Oui, vous avez bien saisi l’enthousiasme. Avec nos partenaires du ministère des Finances, nous sommes très emballés que le gouvernement ait amené cette étape plus loin, et je pense que c’est une étape importante.
La sénatrice Hartling : C’est formidable pour les dirigeants j’en suis sûre, même s’il y a des embûches.
Je vous ai également entendu parler de la consultation, de la coopération et de la collaboration, et c’est quelque chose que nous n’entendons pas souvent. C’est parfois dirigé par le gouvernement. Comment ce processus s’est-il créé, ou comment s’est-il déroulé selon vous? Était-ce facile? Comment était-ce?
Mme McKay : Les dirigeants autochtones de partout au pays nous ont demandé d’agir dans ce domaine depuis un certain temps. Ils étaient à la table avant que nous puissions frapper à la porte. Avec des dirigeants comme la cheffe Gale et d’autres qui se sont exprimés sur cette question, cela a vraiment permis de créer une salle dynamique et intéressante. Nous avons organisé des séances dans tout le pays, puis des séances sur mesure avec des nations individuelles et leurs sociétés de développement économique.

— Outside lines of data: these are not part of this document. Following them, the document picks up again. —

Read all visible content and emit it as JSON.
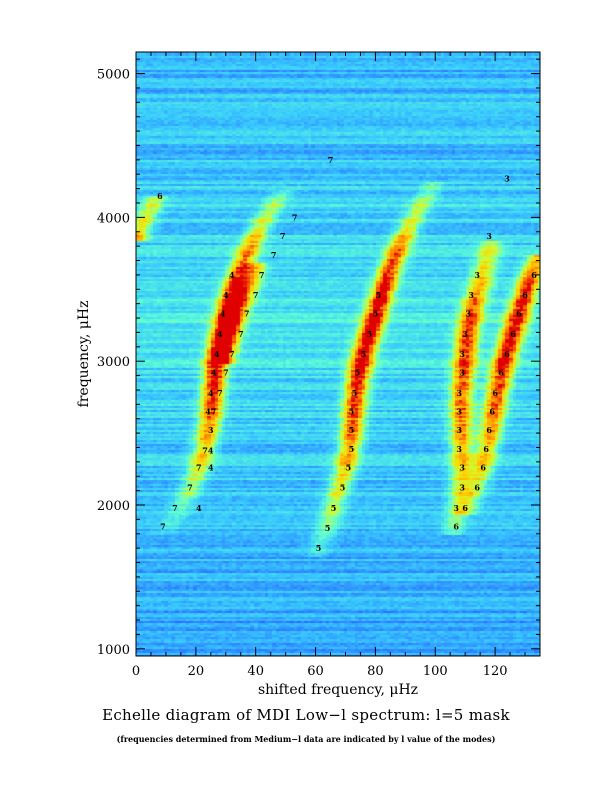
{
  "chart_data": {
    "type": "heatmap",
    "title": "Echelle diagram of MDI Low−l spectrum: l=5 mask",
    "subtitle": "(frequencies determined from Medium−l data are indicated by  l value of the modes)",
    "xlabel": "shifted frequency, μHz",
    "ylabel": "frequency, μHz",
    "xlim": [
      0,
      135
    ],
    "ylim": [
      950,
      5150
    ],
    "x_ticks": [
      0,
      20,
      40,
      60,
      80,
      100,
      120
    ],
    "y_ticks": [
      1000,
      2000,
      3000,
      4000,
      5000
    ],
    "colormap": [
      "#1a2bff",
      "#2a6bff",
      "#38c8ff",
      "#5fffd4",
      "#c8ff3a",
      "#ffd400",
      "#ff7a00",
      "#e00000"
    ],
    "mode_labels": [
      {
        "l": "6",
        "x": 8,
        "y": 4150
      },
      {
        "l": "7",
        "x": 65,
        "y": 4400
      },
      {
        "l": "7",
        "x": 53,
        "y": 4000
      },
      {
        "l": "7",
        "x": 49,
        "y": 3870
      },
      {
        "l": "7",
        "x": 46,
        "y": 3740
      },
      {
        "l": "4",
        "x": 32,
        "y": 3600
      },
      {
        "l": "7",
        "x": 42,
        "y": 3600
      },
      {
        "l": "4",
        "x": 30,
        "y": 3460
      },
      {
        "l": "7",
        "x": 40,
        "y": 3460
      },
      {
        "l": "4",
        "x": 29,
        "y": 3330
      },
      {
        "l": "7",
        "x": 37,
        "y": 3330
      },
      {
        "l": "4",
        "x": 28,
        "y": 3190
      },
      {
        "l": "7",
        "x": 35,
        "y": 3190
      },
      {
        "l": "4",
        "x": 27,
        "y": 3050
      },
      {
        "l": "7",
        "x": 32,
        "y": 3050
      },
      {
        "l": "4",
        "x": 26,
        "y": 2920
      },
      {
        "l": "7",
        "x": 30,
        "y": 2920
      },
      {
        "l": "4",
        "x": 25,
        "y": 2780
      },
      {
        "l": "7",
        "x": 28,
        "y": 2780
      },
      {
        "l": "47",
        "x": 25,
        "y": 2650
      },
      {
        "l": "3",
        "x": 25,
        "y": 2520
      },
      {
        "l": "74",
        "x": 24,
        "y": 2380
      },
      {
        "l": "7",
        "x": 21,
        "y": 2260
      },
      {
        "l": "4",
        "x": 25,
        "y": 2260
      },
      {
        "l": "7",
        "x": 18,
        "y": 2120
      },
      {
        "l": "7",
        "x": 13,
        "y": 1980
      },
      {
        "l": "4",
        "x": 21,
        "y": 1980
      },
      {
        "l": "7",
        "x": 9,
        "y": 1850
      },
      {
        "l": "5",
        "x": 61,
        "y": 1700
      },
      {
        "l": "5",
        "x": 64,
        "y": 1840
      },
      {
        "l": "5",
        "x": 66,
        "y": 1980
      },
      {
        "l": "5",
        "x": 69,
        "y": 2120
      },
      {
        "l": "5",
        "x": 71,
        "y": 2260
      },
      {
        "l": "5",
        "x": 72,
        "y": 2390
      },
      {
        "l": "5",
        "x": 72,
        "y": 2520
      },
      {
        "l": "5",
        "x": 72,
        "y": 2650
      },
      {
        "l": "5",
        "x": 73,
        "y": 2780
      },
      {
        "l": "5",
        "x": 74,
        "y": 2920
      },
      {
        "l": "5",
        "x": 76,
        "y": 3050
      },
      {
        "l": "5",
        "x": 78,
        "y": 3190
      },
      {
        "l": "5",
        "x": 80,
        "y": 3330
      },
      {
        "l": "5",
        "x": 81,
        "y": 3460
      },
      {
        "l": "6",
        "x": 107,
        "y": 1850
      },
      {
        "l": "3",
        "x": 107,
        "y": 1980
      },
      {
        "l": "6",
        "x": 110,
        "y": 1980
      },
      {
        "l": "3",
        "x": 109,
        "y": 2120
      },
      {
        "l": "6",
        "x": 114,
        "y": 2120
      },
      {
        "l": "3",
        "x": 109,
        "y": 2260
      },
      {
        "l": "6",
        "x": 116,
        "y": 2260
      },
      {
        "l": "3",
        "x": 108,
        "y": 2390
      },
      {
        "l": "6",
        "x": 117,
        "y": 2390
      },
      {
        "l": "3",
        "x": 108,
        "y": 2520
      },
      {
        "l": "6",
        "x": 118,
        "y": 2520
      },
      {
        "l": "3",
        "x": 108,
        "y": 2650
      },
      {
        "l": "6",
        "x": 119,
        "y": 2650
      },
      {
        "l": "3",
        "x": 108,
        "y": 2780
      },
      {
        "l": "6",
        "x": 120,
        "y": 2780
      },
      {
        "l": "3",
        "x": 109,
        "y": 2920
      },
      {
        "l": "6",
        "x": 122,
        "y": 2920
      },
      {
        "l": "3",
        "x": 109,
        "y": 3050
      },
      {
        "l": "6",
        "x": 124,
        "y": 3050
      },
      {
        "l": "3",
        "x": 110,
        "y": 3190
      },
      {
        "l": "6",
        "x": 126,
        "y": 3190
      },
      {
        "l": "3",
        "x": 111,
        "y": 3330
      },
      {
        "l": "6",
        "x": 128,
        "y": 3330
      },
      {
        "l": "3",
        "x": 112,
        "y": 3460
      },
      {
        "l": "6",
        "x": 130,
        "y": 3460
      },
      {
        "l": "3",
        "x": 114,
        "y": 3600
      },
      {
        "l": "6",
        "x": 133,
        "y": 3600
      },
      {
        "l": "3",
        "x": 118,
        "y": 3870
      },
      {
        "l": "3",
        "x": 124,
        "y": 4270
      }
    ],
    "ridges": [
      {
        "name": "l=4/7 ridge",
        "points": [
          [
            9,
            1800,
            0.05
          ],
          [
            14,
            1950,
            0.15
          ],
          [
            18,
            2100,
            0.3
          ],
          [
            21,
            2250,
            0.45
          ],
          [
            23,
            2400,
            0.55
          ],
          [
            25,
            2600,
            0.7
          ],
          [
            26,
            2800,
            0.85
          ],
          [
            27,
            3000,
            0.95
          ],
          [
            29,
            3200,
            1.0
          ],
          [
            31,
            3400,
            0.95
          ],
          [
            34,
            3600,
            0.8
          ],
          [
            38,
            3800,
            0.6
          ],
          [
            43,
            4000,
            0.4
          ],
          [
            50,
            4200,
            0.15
          ]
        ]
      },
      {
        "name": "l=4/7 inner ridge",
        "points": [
          [
            29,
            3000,
            0.6
          ],
          [
            33,
            3300,
            0.7
          ],
          [
            37,
            3500,
            0.6
          ],
          [
            41,
            3700,
            0.45
          ]
        ]
      },
      {
        "name": "l=5 ridge",
        "points": [
          [
            60,
            1650,
            0.1
          ],
          [
            64,
            1850,
            0.25
          ],
          [
            67,
            2050,
            0.4
          ],
          [
            70,
            2250,
            0.55
          ],
          [
            72,
            2450,
            0.7
          ],
          [
            73,
            2650,
            0.8
          ],
          [
            74,
            2850,
            0.9
          ],
          [
            76,
            3050,
            1.0
          ],
          [
            79,
            3250,
            1.0
          ],
          [
            82,
            3450,
            0.95
          ],
          [
            85,
            3650,
            0.85
          ],
          [
            89,
            3850,
            0.6
          ],
          [
            94,
            4050,
            0.35
          ],
          [
            100,
            4250,
            0.15
          ]
        ]
      },
      {
        "name": "l=3/6 ridge",
        "points": [
          [
            106,
            1800,
            0.2
          ],
          [
            108,
            2000,
            0.35
          ],
          [
            109,
            2200,
            0.5
          ],
          [
            109,
            2400,
            0.6
          ],
          [
            109,
            2600,
            0.7
          ],
          [
            109,
            2800,
            0.75
          ],
          [
            110,
            3000,
            0.8
          ],
          [
            111,
            3200,
            0.8
          ],
          [
            113,
            3400,
            0.7
          ],
          [
            116,
            3600,
            0.5
          ],
          [
            119,
            3850,
            0.3
          ]
        ]
      },
      {
        "name": "l=6 ridge",
        "points": [
          [
            110,
            1950,
            0.25
          ],
          [
            114,
            2150,
            0.4
          ],
          [
            117,
            2350,
            0.55
          ],
          [
            119,
            2550,
            0.65
          ],
          [
            121,
            2800,
            0.8
          ],
          [
            123,
            3000,
            0.9
          ],
          [
            126,
            3200,
            0.95
          ],
          [
            129,
            3400,
            0.9
          ],
          [
            132,
            3600,
            0.75
          ],
          [
            135,
            3750,
            0.5
          ]
        ]
      },
      {
        "name": "wrap ridge",
        "points": [
          [
            0,
            3850,
            0.6
          ],
          [
            3,
            4000,
            0.45
          ],
          [
            7,
            4150,
            0.3
          ]
        ]
      }
    ]
  }
}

Nous avons également reçu énormément de soutien de la part des chefs d’entreprise et chefs financiers autochtones comme la Banque des Premières Nations, l’Administration financière des Premières nations, le Conseil de gestion financière des Premières Nations et d’autres qui sont venus devant le comité qui nous ont donné des encouragements, des conseils et une voie à suivre utiles. Je ne dirais pas que nous avons dirigé la consultation et l’engagement : c’est plutôt eux qui nous ont pilotés. Nous sommes très heureux de la manière dont ils nous ont fait part ouvertement de ce qui pourrait fonctionner ou non et de notre honnêteté quant à la façon dont nous pourrions aller de l’avant ensemble. Je pense que nous continuerons d’apprendre d’eux au cours des prochaines années pendant que nous démarrerons ce projet.
La sénatrice Hartling : Bien joué. Merci.

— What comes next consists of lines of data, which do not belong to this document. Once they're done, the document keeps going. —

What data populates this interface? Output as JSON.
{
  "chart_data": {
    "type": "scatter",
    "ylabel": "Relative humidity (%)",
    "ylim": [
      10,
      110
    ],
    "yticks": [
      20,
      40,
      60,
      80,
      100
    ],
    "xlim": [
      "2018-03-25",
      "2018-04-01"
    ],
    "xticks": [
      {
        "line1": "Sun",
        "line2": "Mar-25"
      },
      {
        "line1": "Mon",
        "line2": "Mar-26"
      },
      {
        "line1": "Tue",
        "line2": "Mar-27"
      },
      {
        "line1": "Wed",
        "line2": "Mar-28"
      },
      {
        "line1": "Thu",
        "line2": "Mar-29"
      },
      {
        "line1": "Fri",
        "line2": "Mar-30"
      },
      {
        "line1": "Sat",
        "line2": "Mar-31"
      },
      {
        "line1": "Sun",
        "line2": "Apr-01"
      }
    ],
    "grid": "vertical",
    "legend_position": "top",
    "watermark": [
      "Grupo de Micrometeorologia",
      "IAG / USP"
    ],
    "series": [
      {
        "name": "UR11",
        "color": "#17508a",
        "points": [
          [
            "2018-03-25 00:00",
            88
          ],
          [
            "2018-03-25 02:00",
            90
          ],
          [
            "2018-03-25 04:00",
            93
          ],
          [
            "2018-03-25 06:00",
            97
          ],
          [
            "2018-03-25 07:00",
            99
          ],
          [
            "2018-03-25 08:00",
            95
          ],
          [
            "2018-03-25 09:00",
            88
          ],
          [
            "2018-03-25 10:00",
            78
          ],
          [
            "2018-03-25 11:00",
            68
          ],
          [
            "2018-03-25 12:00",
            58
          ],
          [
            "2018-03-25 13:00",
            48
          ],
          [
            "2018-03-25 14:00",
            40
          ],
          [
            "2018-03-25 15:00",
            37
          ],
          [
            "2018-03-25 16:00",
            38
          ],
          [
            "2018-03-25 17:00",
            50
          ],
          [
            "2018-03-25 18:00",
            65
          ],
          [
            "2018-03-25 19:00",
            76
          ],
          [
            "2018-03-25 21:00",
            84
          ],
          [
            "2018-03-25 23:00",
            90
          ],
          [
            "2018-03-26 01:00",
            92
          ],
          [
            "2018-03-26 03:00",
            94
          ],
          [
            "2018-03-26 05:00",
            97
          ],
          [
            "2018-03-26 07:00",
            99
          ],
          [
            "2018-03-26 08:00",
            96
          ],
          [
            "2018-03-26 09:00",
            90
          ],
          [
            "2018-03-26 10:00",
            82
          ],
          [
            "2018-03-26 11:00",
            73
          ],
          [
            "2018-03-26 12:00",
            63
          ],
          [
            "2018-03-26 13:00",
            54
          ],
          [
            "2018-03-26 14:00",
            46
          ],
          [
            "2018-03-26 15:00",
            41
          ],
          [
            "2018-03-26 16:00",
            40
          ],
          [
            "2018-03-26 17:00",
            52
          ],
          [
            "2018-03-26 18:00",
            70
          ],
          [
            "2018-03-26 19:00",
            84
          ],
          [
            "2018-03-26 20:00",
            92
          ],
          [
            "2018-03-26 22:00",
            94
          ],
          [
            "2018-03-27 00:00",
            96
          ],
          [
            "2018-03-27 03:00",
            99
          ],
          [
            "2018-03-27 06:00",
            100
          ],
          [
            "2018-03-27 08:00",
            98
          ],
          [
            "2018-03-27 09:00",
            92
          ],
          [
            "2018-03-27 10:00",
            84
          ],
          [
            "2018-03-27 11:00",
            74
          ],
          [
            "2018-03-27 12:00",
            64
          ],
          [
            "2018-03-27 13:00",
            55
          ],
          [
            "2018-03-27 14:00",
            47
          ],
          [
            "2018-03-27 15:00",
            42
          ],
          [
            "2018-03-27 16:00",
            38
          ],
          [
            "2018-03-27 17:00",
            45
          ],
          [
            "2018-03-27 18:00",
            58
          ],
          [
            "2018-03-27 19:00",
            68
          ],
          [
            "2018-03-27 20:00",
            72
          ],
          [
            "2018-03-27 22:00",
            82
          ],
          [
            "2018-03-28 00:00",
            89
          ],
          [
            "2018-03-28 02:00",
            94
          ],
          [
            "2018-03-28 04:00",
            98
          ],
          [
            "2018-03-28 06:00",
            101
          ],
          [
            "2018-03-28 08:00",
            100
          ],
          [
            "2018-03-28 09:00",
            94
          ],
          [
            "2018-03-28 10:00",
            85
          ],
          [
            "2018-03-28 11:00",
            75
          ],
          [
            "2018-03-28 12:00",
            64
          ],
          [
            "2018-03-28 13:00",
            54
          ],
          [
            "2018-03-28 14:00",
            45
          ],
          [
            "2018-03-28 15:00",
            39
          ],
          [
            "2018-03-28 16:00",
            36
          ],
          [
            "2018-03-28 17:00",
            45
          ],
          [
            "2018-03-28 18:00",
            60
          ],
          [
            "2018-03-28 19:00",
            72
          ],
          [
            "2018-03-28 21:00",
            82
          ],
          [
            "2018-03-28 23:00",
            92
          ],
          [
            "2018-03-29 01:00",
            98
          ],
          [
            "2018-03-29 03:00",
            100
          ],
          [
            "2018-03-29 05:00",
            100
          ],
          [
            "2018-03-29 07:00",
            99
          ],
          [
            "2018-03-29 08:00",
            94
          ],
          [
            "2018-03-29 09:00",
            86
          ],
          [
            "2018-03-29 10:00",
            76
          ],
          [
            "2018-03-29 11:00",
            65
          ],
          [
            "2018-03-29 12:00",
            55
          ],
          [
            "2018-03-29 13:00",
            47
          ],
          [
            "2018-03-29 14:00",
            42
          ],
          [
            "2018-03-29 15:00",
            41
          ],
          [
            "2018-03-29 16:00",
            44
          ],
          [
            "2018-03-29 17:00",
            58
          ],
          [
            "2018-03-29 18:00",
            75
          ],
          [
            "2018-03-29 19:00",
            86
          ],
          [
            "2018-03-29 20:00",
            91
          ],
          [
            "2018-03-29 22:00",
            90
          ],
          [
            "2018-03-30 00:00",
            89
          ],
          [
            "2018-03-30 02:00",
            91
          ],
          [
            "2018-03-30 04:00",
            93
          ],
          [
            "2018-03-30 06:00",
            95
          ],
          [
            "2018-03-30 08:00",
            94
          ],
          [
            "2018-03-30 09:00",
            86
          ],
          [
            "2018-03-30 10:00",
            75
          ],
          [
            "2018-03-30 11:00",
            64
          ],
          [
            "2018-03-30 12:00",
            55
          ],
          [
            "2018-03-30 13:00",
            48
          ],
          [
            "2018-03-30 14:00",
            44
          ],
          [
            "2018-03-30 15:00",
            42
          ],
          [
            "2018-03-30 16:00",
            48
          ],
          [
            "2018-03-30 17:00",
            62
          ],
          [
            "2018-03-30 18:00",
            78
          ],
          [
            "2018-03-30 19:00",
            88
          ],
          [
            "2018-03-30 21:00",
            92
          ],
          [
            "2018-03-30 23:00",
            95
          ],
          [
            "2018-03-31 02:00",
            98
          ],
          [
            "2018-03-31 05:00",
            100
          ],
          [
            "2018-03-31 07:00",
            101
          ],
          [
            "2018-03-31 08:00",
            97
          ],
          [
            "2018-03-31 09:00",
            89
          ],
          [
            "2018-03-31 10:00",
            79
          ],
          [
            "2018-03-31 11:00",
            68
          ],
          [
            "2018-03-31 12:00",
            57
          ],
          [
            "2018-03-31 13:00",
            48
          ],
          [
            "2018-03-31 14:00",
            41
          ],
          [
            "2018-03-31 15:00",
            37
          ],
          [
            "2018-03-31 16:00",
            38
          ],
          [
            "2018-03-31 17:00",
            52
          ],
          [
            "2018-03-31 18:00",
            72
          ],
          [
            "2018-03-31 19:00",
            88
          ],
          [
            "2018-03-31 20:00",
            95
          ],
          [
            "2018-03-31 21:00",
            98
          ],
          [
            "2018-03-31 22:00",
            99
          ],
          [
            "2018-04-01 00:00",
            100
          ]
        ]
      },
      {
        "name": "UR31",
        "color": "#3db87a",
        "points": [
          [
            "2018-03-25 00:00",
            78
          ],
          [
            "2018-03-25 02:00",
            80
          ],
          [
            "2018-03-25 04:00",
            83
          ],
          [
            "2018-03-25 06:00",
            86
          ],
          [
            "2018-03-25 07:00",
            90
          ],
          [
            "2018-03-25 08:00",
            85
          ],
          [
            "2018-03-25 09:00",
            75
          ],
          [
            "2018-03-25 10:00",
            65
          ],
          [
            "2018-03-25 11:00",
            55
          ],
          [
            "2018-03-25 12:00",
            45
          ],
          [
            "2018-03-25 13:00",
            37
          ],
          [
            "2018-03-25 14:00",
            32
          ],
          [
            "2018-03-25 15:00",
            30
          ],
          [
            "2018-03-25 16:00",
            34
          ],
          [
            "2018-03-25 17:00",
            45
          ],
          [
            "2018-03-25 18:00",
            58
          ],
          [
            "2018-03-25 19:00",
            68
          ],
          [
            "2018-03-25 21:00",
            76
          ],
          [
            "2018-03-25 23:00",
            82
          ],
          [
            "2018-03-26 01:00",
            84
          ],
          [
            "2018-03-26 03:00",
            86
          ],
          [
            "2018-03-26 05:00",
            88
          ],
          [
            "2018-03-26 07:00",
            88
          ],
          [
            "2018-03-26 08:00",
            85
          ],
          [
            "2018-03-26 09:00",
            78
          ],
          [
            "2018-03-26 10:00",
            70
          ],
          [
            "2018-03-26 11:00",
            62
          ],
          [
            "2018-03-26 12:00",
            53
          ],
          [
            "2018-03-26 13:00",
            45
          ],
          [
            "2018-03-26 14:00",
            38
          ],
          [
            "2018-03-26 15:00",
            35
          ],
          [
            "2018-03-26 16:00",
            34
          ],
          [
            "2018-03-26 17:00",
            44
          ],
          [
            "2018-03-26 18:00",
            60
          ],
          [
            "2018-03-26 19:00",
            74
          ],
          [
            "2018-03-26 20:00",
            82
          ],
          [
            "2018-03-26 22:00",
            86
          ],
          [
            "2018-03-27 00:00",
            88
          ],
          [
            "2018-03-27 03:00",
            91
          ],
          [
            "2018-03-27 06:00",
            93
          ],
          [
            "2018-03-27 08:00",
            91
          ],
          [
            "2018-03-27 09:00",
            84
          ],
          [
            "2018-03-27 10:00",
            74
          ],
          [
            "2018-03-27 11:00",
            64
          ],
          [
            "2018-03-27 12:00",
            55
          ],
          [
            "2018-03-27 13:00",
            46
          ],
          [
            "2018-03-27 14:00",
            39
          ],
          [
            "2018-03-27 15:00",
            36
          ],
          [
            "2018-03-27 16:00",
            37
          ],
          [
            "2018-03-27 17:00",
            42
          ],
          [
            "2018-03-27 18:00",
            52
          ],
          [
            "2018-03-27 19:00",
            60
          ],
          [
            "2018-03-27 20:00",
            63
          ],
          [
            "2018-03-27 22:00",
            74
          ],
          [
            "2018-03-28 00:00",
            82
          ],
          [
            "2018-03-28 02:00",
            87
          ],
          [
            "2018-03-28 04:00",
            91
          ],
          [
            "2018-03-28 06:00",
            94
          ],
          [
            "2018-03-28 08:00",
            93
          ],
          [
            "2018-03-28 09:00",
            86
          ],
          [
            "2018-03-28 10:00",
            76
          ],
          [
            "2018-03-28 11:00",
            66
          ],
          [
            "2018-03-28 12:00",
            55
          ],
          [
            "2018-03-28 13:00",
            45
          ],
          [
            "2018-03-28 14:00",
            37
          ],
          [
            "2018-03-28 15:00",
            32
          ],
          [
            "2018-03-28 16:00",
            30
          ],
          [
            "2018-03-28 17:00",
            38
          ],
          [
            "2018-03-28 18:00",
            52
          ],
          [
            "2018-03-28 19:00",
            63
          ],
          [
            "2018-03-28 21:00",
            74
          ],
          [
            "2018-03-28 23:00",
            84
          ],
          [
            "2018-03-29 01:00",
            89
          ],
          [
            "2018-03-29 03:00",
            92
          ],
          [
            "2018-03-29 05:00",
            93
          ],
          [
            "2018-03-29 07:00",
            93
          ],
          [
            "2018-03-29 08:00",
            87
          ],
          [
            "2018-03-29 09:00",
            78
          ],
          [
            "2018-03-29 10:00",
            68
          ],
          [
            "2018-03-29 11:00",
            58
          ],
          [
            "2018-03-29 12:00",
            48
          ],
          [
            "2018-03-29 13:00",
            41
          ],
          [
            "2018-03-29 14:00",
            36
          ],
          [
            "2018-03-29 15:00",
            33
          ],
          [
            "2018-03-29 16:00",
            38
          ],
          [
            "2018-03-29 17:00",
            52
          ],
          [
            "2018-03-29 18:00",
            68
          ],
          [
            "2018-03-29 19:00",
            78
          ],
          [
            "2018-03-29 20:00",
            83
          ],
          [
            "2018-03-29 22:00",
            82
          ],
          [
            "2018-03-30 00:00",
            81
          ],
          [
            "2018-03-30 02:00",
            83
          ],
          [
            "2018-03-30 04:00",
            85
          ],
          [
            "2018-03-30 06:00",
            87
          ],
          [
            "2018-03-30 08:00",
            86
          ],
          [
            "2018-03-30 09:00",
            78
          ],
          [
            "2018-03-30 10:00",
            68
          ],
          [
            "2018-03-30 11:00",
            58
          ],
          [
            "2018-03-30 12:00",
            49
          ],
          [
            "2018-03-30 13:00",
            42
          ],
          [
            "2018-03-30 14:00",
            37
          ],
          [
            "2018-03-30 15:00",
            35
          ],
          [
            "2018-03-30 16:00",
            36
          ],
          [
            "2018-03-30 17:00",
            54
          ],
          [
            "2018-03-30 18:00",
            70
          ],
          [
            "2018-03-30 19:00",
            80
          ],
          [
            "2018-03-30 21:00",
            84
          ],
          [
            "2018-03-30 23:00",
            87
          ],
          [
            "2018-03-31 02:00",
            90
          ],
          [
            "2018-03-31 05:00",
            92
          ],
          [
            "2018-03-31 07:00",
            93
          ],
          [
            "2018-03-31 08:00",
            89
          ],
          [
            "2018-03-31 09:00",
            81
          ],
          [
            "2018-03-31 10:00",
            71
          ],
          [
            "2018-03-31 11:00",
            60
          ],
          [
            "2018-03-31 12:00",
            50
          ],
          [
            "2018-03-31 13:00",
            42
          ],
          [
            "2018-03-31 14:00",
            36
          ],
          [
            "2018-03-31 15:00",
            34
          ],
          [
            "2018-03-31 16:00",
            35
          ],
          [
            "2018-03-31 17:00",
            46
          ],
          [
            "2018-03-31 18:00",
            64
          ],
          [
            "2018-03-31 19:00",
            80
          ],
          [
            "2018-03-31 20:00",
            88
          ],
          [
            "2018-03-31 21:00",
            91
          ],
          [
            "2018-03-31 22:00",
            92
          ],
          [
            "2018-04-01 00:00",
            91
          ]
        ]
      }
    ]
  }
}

Le président : Cela met fin à notre liste de sénateurs. Le temps pour ce groupe de témoins est terminé. Je tiens à nouveau à vous remercier de vous être joints à nous ce soir. Si vous souhaitez présenter des observations subséquentes, veuillez les envoyer par courriel à la greffière dans un délai de sept jours.
Nous allons maintenant suspendre brièvement les travaux afin de passer à huis clos.